Pulmonary fibrosis is a chronic, progressive, irreversible fibroproliferative (nonneoplastic) disease of the lungs and the most common cause of interstitial pneumonia. The condition is characterized by the formation of scar tissue in the lungs. Pulmonary fibrosis is most commonly idiopathic, although in some instances, it occurs secondary to other disorders such as familial pulmonary fibrosis, Hermansky-Pudlak syndrome, and short telomere syndromes.

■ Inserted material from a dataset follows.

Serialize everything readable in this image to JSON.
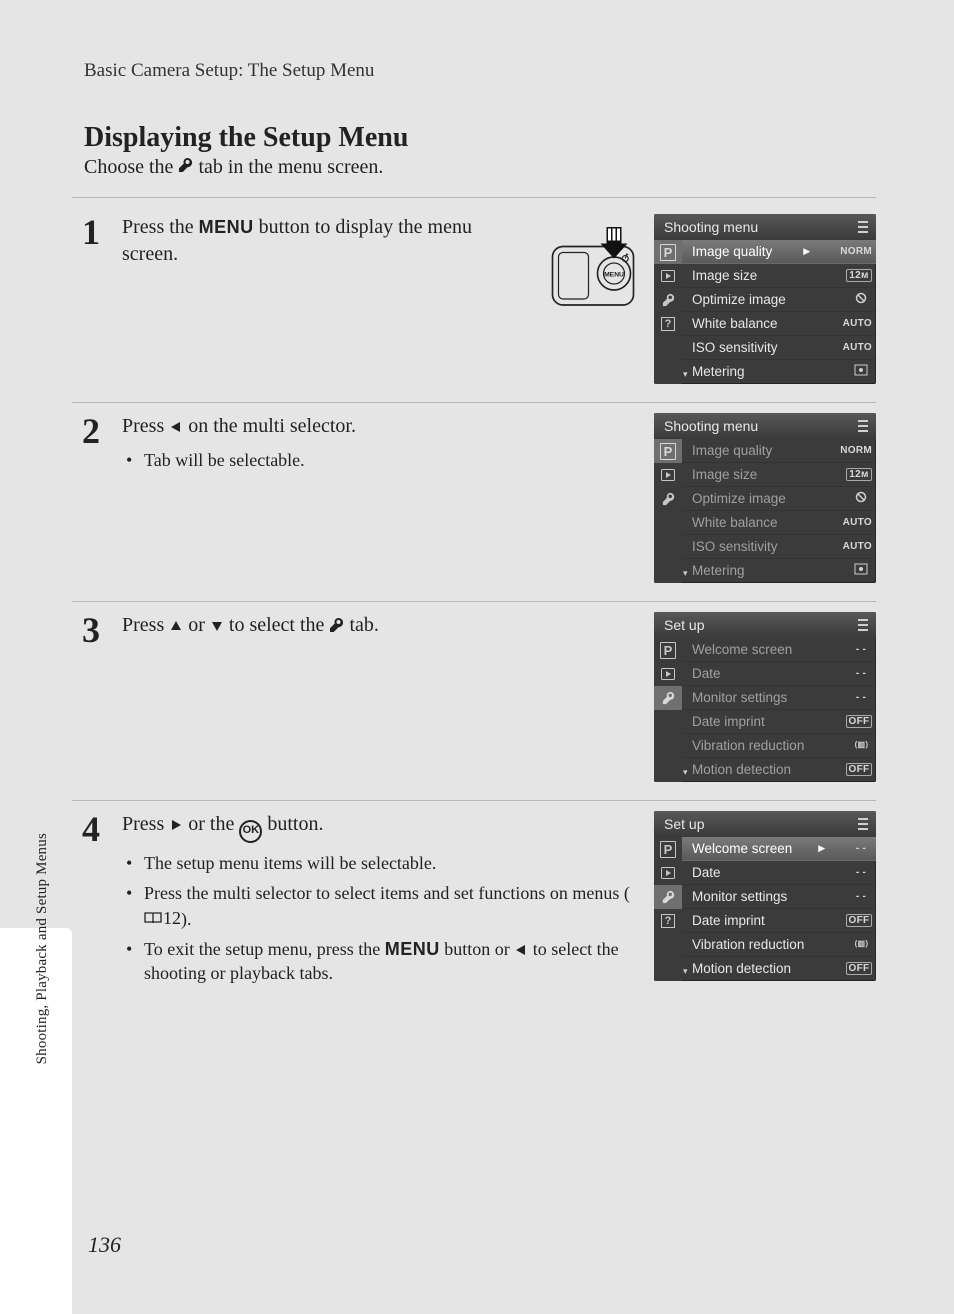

Typical signs and symptoms include exertional dyspnea, chronic dry cough, crackles, and fatigue. Digital clubbing occurs in about half of patients and, in the later stages of illness, right heart failure and cor pulmonale may be noted. Onset is typically in patients aged 50-70, with smokers at higher risk. It may be associated with pharmaceuticals such as cyclophosphamide, bleomycin, nitrosureas, methotrexate, and nitrofurantoin; radiation therapy; and environmental exposures to stone, metal, wood, and organic dusts. Men are affected more often than women.

Prognosis is poor for severely progressed cases due to impaired breathing, concomitant illness, and complications. Common complications include emphysema, pulmonary hypertension, cor pulmonale, and pneumonia. Patients with pulmonary fibrosis have a fivefold increase in risk of lung cancer compared with the general population. Life expectancy may be only 3-5 years following diagnosis. There is no known cure.